Think about ways to provide extra value to sponsors with photogenic spaces. How can you help them preserve and share these moments for attendees? You could create a co-branded filter that the sponsor can use to take and deliver photos to attendees via text message or email—the Roaming Photographer feature of our engagement app does this.
You could also preserve those memories by giving attendees access to a mobile-friendly microsite (or digital memory bank) that collects all their on-site digital interactions, like photos and content downloads.
Sponsors at Convening Leaders also hosted wine tastings in a café-like setting, a song confessional recording booth, and a regional chef mixing up personal seasoning mixes. If your conference is competing with a big sports event, suggest a sponsor show the game (and other games) in a sports bar setting.
A sponsored work lounge would keep attendees on site instead of heading off to a café or hotel lobby for a call or meeting. Offer plugs, hot and cold beverages, snacks, comfy chairs, and private meeting rooms.
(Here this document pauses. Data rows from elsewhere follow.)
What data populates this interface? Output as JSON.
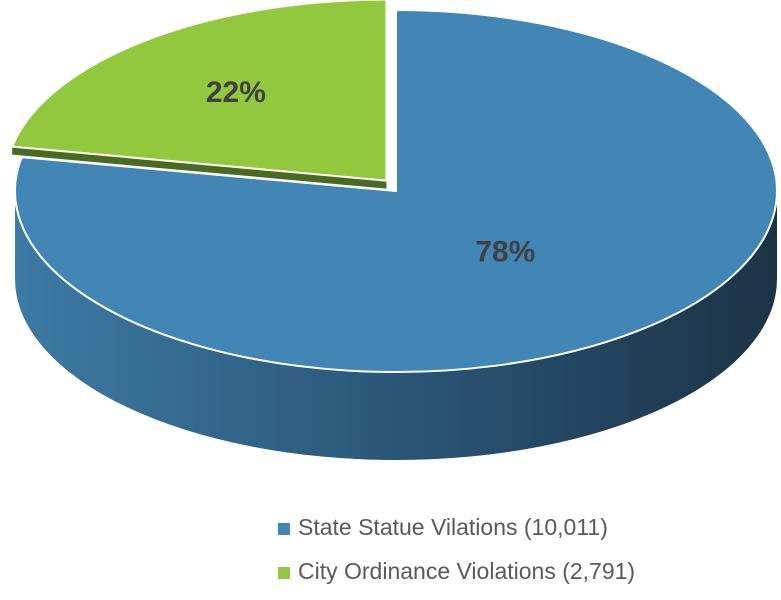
{
  "chart_data": {
    "type": "pie",
    "categories": [
      "State Statue Vilations (10,011)",
      "City Ordinance Violations (2,791)"
    ],
    "values": [
      78,
      22
    ],
    "value_labels": [
      "78%",
      "22%"
    ],
    "colors": [
      "#4286b5",
      "#92c83e"
    ],
    "legend": "bottom"
  }
}
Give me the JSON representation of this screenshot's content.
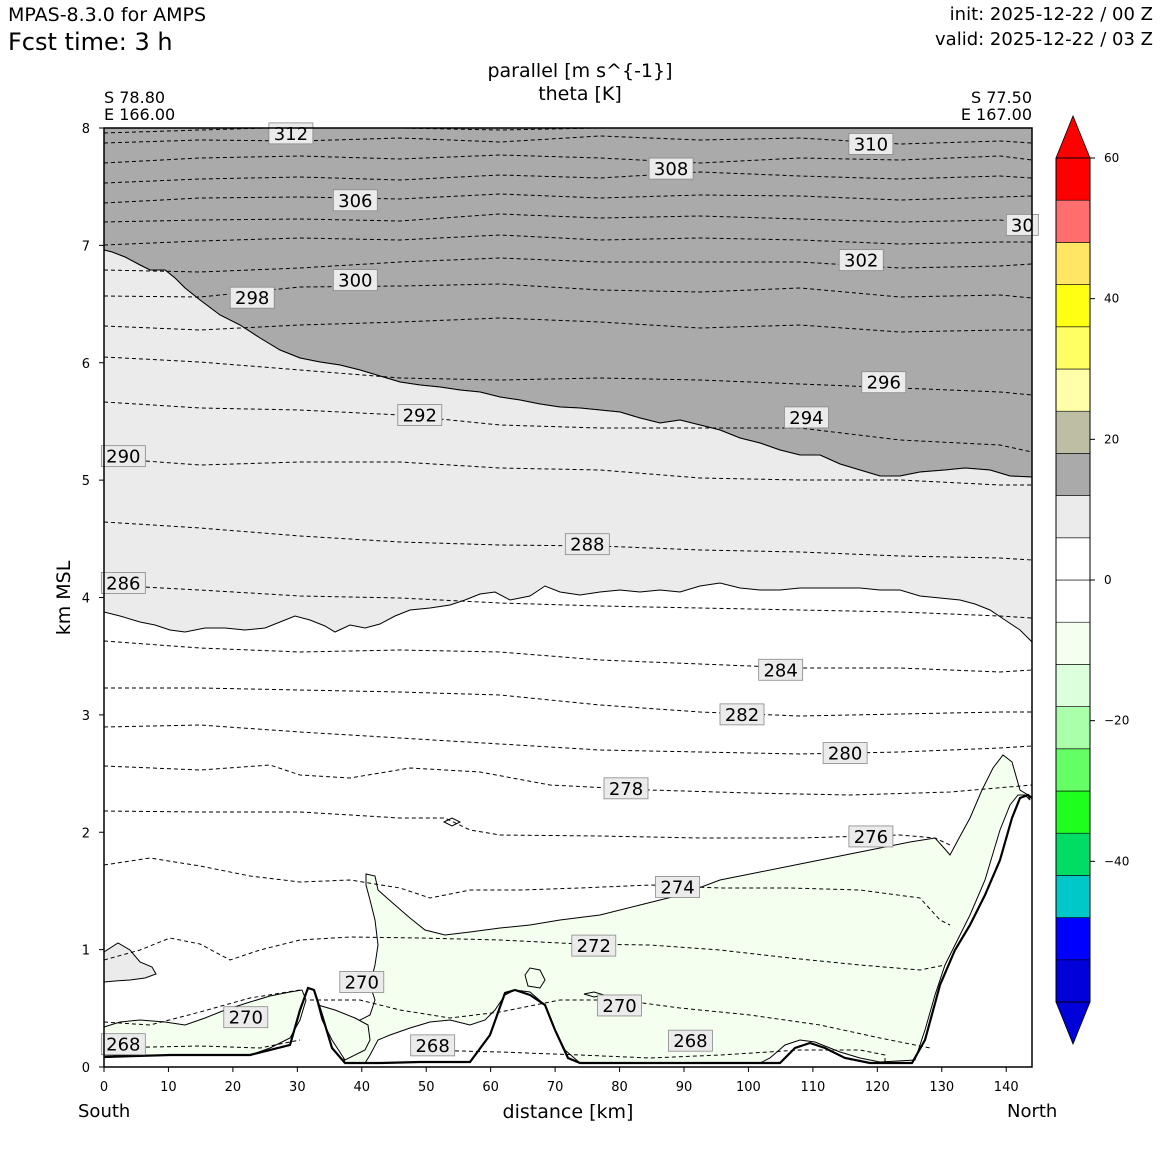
{
  "header": {
    "model": "MPAS-8.3.0 for AMPS",
    "fcst": "Fcst time:    3 h",
    "init": "init: 2025-12-22 / 00 Z",
    "valid": "valid: 2025-12-22 / 03 Z"
  },
  "chart_data": {
    "type": "cross-section",
    "title": "parallel [m s^{-1}]",
    "subtitle": "theta [K]",
    "xlabel": "distance [km]",
    "ylabel": "km MSL",
    "xlim": [
      0,
      144
    ],
    "ylim": [
      0,
      8
    ],
    "x_ticks": [
      "0",
      "10",
      "20",
      "30",
      "40",
      "50",
      "60",
      "70",
      "80",
      "90",
      "100",
      "110",
      "120",
      "130",
      "140"
    ],
    "y_ticks": [
      "0",
      "1",
      "2",
      "3",
      "4",
      "5",
      "6",
      "7",
      "8"
    ],
    "left_end": {
      "lat": "S 78.80",
      "lon": "E 166.00",
      "label": "South"
    },
    "right_end": {
      "lat": "S 77.50",
      "lon": "E 167.00",
      "label": "North"
    },
    "theta_contour_labels": [
      {
        "text": "312",
        "x": 29,
        "y": 7.95
      },
      {
        "text": "310",
        "x": 119,
        "y": 7.86
      },
      {
        "text": "308",
        "x": 88,
        "y": 7.65
      },
      {
        "text": "306",
        "x": 39,
        "y": 7.38
      },
      {
        "text": "30",
        "x": 142.5,
        "y": 7.17
      },
      {
        "text": "302",
        "x": 117.5,
        "y": 6.87
      },
      {
        "text": "300",
        "x": 39,
        "y": 6.7
      },
      {
        "text": "298",
        "x": 23,
        "y": 6.55
      },
      {
        "text": "296",
        "x": 121,
        "y": 5.83
      },
      {
        "text": "294",
        "x": 109,
        "y": 5.53
      },
      {
        "text": "292",
        "x": 49,
        "y": 5.55
      },
      {
        "text": "290",
        "x": 3,
        "y": 5.2
      },
      {
        "text": "288",
        "x": 75,
        "y": 4.45
      },
      {
        "text": "286",
        "x": 3,
        "y": 4.12
      },
      {
        "text": "284",
        "x": 105,
        "y": 3.38
      },
      {
        "text": "282",
        "x": 99,
        "y": 3.0
      },
      {
        "text": "280",
        "x": 115,
        "y": 2.67
      },
      {
        "text": "278",
        "x": 81,
        "y": 2.37
      },
      {
        "text": "276",
        "x": 119,
        "y": 1.96
      },
      {
        "text": "274",
        "x": 89,
        "y": 1.53
      },
      {
        "text": "272",
        "x": 76,
        "y": 1.03
      },
      {
        "text": "270",
        "x": 40,
        "y": 0.72
      },
      {
        "text": "270",
        "x": 22,
        "y": 0.42
      },
      {
        "text": "270",
        "x": 80,
        "y": 0.52
      },
      {
        "text": "268",
        "x": 3,
        "y": 0.19
      },
      {
        "text": "268",
        "x": 51,
        "y": 0.18
      },
      {
        "text": "268",
        "x": 91,
        "y": 0.22
      }
    ],
    "colorbar": {
      "tick_labels": [
        "60",
        "40",
        "20",
        "0",
        "−20",
        "−40"
      ],
      "tick_values": [
        60,
        40,
        20,
        0,
        -20,
        -40
      ],
      "range": [
        -60,
        60
      ],
      "colors": [
        "#0000d8",
        "#0000ff",
        "#00c8c8",
        "#00dc64",
        "#1eff1e",
        "#64ff64",
        "#aaffaa",
        "#dcffdc",
        "#f5fff0",
        "#ffffff",
        "#ffffff",
        "#ebebeb",
        "#aaaaaa",
        "#bebea5",
        "#ffffaa",
        "#ffff64",
        "#ffff14",
        "#ffe664",
        "#ff6e6e",
        "#ff0000"
      ]
    }
  }
}
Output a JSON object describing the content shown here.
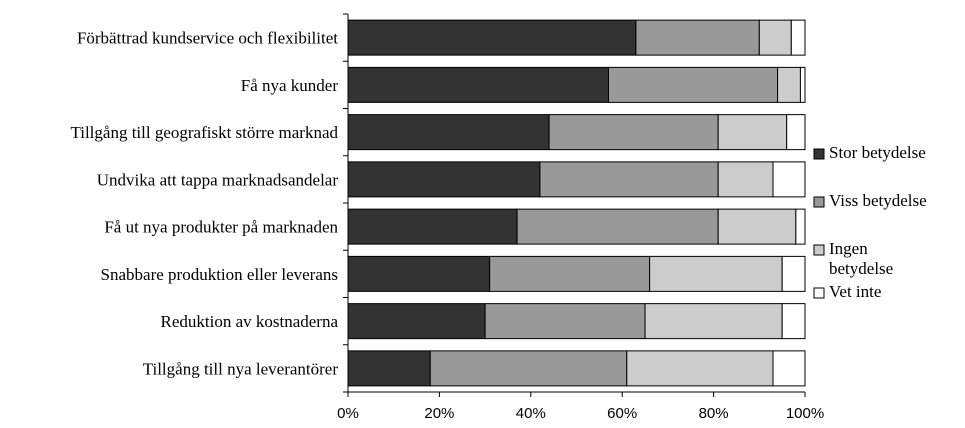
{
  "chart_data": {
    "type": "bar",
    "orientation": "horizontal",
    "stacked": true,
    "categories": [
      "Förbättrad kundservice och flexibilitet",
      "Få nya kunder",
      "Tillgång till geografiskt större marknad",
      "Undvika att tappa marknadsandelar",
      "Få ut nya produkter på marknaden",
      "Snabbare produktion eller leverans",
      "Reduktion av kostnaderna",
      "Tillgång till nya leverantörer"
    ],
    "series": [
      {
        "name": "Stor betydelse",
        "color": "#333333",
        "values": [
          63,
          57,
          44,
          42,
          37,
          31,
          30,
          18
        ]
      },
      {
        "name": "Viss betydelse",
        "color": "#999999",
        "values": [
          27,
          37,
          37,
          39,
          44,
          35,
          35,
          43
        ]
      },
      {
        "name": "Ingen betydelse",
        "color": "#cccccc",
        "values": [
          7,
          5,
          15,
          12,
          17,
          29,
          30,
          32
        ]
      },
      {
        "name": "Vet inte",
        "color": "#ffffff",
        "values": [
          3,
          1,
          4,
          7,
          2,
          5,
          5,
          7
        ]
      }
    ],
    "legend_labels": [
      [
        "Stor betydelse"
      ],
      [
        "Viss betydelse"
      ],
      [
        "Ingen",
        "betydelse"
      ],
      [
        "Vet inte"
      ]
    ],
    "x_ticks": [
      "0%",
      "20%",
      "40%",
      "60%",
      "80%",
      "100%"
    ],
    "xlim": [
      0,
      100
    ],
    "grid": false,
    "legend_position": "right"
  }
}
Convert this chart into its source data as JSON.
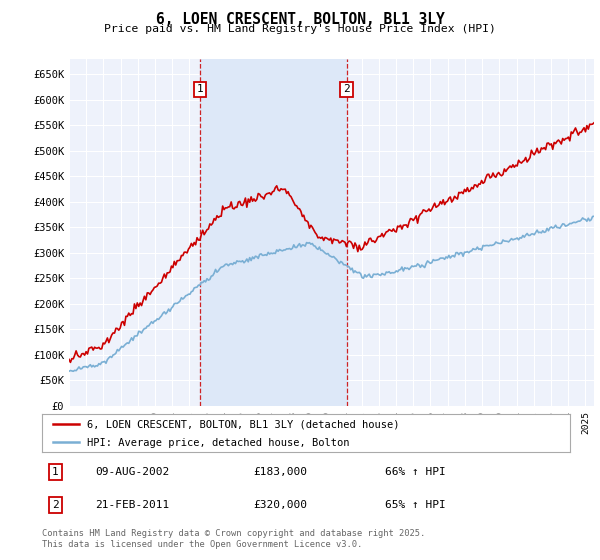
{
  "title": "6, LOEN CRESCENT, BOLTON, BL1 3LY",
  "subtitle": "Price paid vs. HM Land Registry's House Price Index (HPI)",
  "ylim": [
    0,
    680000
  ],
  "yticks": [
    0,
    50000,
    100000,
    150000,
    200000,
    250000,
    300000,
    350000,
    400000,
    450000,
    500000,
    550000,
    600000,
    650000
  ],
  "ytick_labels": [
    "£0",
    "£50K",
    "£100K",
    "£150K",
    "£200K",
    "£250K",
    "£300K",
    "£350K",
    "£400K",
    "£450K",
    "£500K",
    "£550K",
    "£600K",
    "£650K"
  ],
  "xlim_start": 1995.0,
  "xlim_end": 2025.5,
  "background_color": "#ffffff",
  "plot_bg_color": "#eef2fb",
  "grid_color": "#ffffff",
  "red_line_color": "#cc0000",
  "blue_line_color": "#7aafd4",
  "vline_color": "#cc0000",
  "shade_color": "#dde8f8",
  "sale1_x": 2002.605,
  "sale1_label": "1",
  "sale1_date": "09-AUG-2002",
  "sale1_price": "£183,000",
  "sale1_hpi": "66% ↑ HPI",
  "sale2_x": 2011.13,
  "sale2_label": "2",
  "sale2_date": "21-FEB-2011",
  "sale2_price": "£320,000",
  "sale2_hpi": "65% ↑ HPI",
  "legend_label1": "6, LOEN CRESCENT, BOLTON, BL1 3LY (detached house)",
  "legend_label2": "HPI: Average price, detached house, Bolton",
  "footer": "Contains HM Land Registry data © Crown copyright and database right 2025.\nThis data is licensed under the Open Government Licence v3.0."
}
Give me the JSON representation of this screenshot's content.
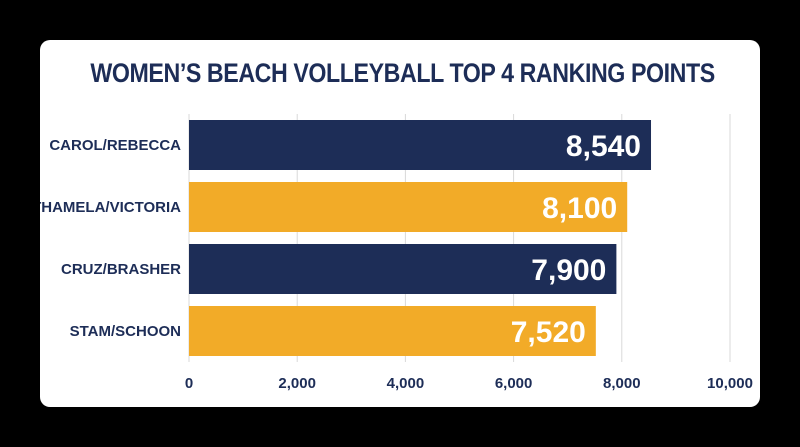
{
  "chart_data": {
    "type": "bar",
    "orientation": "horizontal",
    "title": "WOMEN’S BEACH VOLLEYBALL TOP 4 RANKING POINTS",
    "categories": [
      "CAROL/REBECCA",
      "THAMELA/VICTORIA",
      "CRUZ/BRASHER",
      "STAM/SCHOON"
    ],
    "values": [
      8540,
      8100,
      7900,
      7520
    ],
    "value_labels": [
      "8,540",
      "8,100",
      "7,900",
      "7,520"
    ],
    "bar_colors": [
      "#1d2d57",
      "#f2ab28",
      "#1d2d57",
      "#f2ab28"
    ],
    "xlim": [
      0,
      10000
    ],
    "xticks": [
      0,
      2000,
      4000,
      6000,
      8000,
      10000
    ],
    "xtick_labels": [
      "0",
      "2,000",
      "4,000",
      "6,000",
      "8,000",
      "10,000"
    ],
    "grid": "vertical"
  },
  "colors": {
    "background": "#000000",
    "card": "#ffffff",
    "navy": "#1d2d57",
    "gold": "#f2ab28",
    "grid": "#d9d9d9"
  }
}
Provide an engagement app to sponsors so they can check in attendees to these experiences and use the app for lead retrieval too. If a popular experience has limited space, you could use the queuing/fast-pass feature so attendees can reserve a spot in a virtual line or schedule a time to come back and skip the line. A product pickup feature can help sponsors track giveaway and swag pickup.
When brainstorming ideas for sponsored experiences, tap into the event’s location (local culture and history) for possible themes. Talk to the local CVB about ideas too. Or, play into the time of year for sponsored experience ideas.
If your prospective sponsor has a small budget, industry pro Dave Lutz suggests offering small sponsors “a ‘booth-plus’ opportunity, something more transactional, such as an enhanced listing and logo on the floor plan.”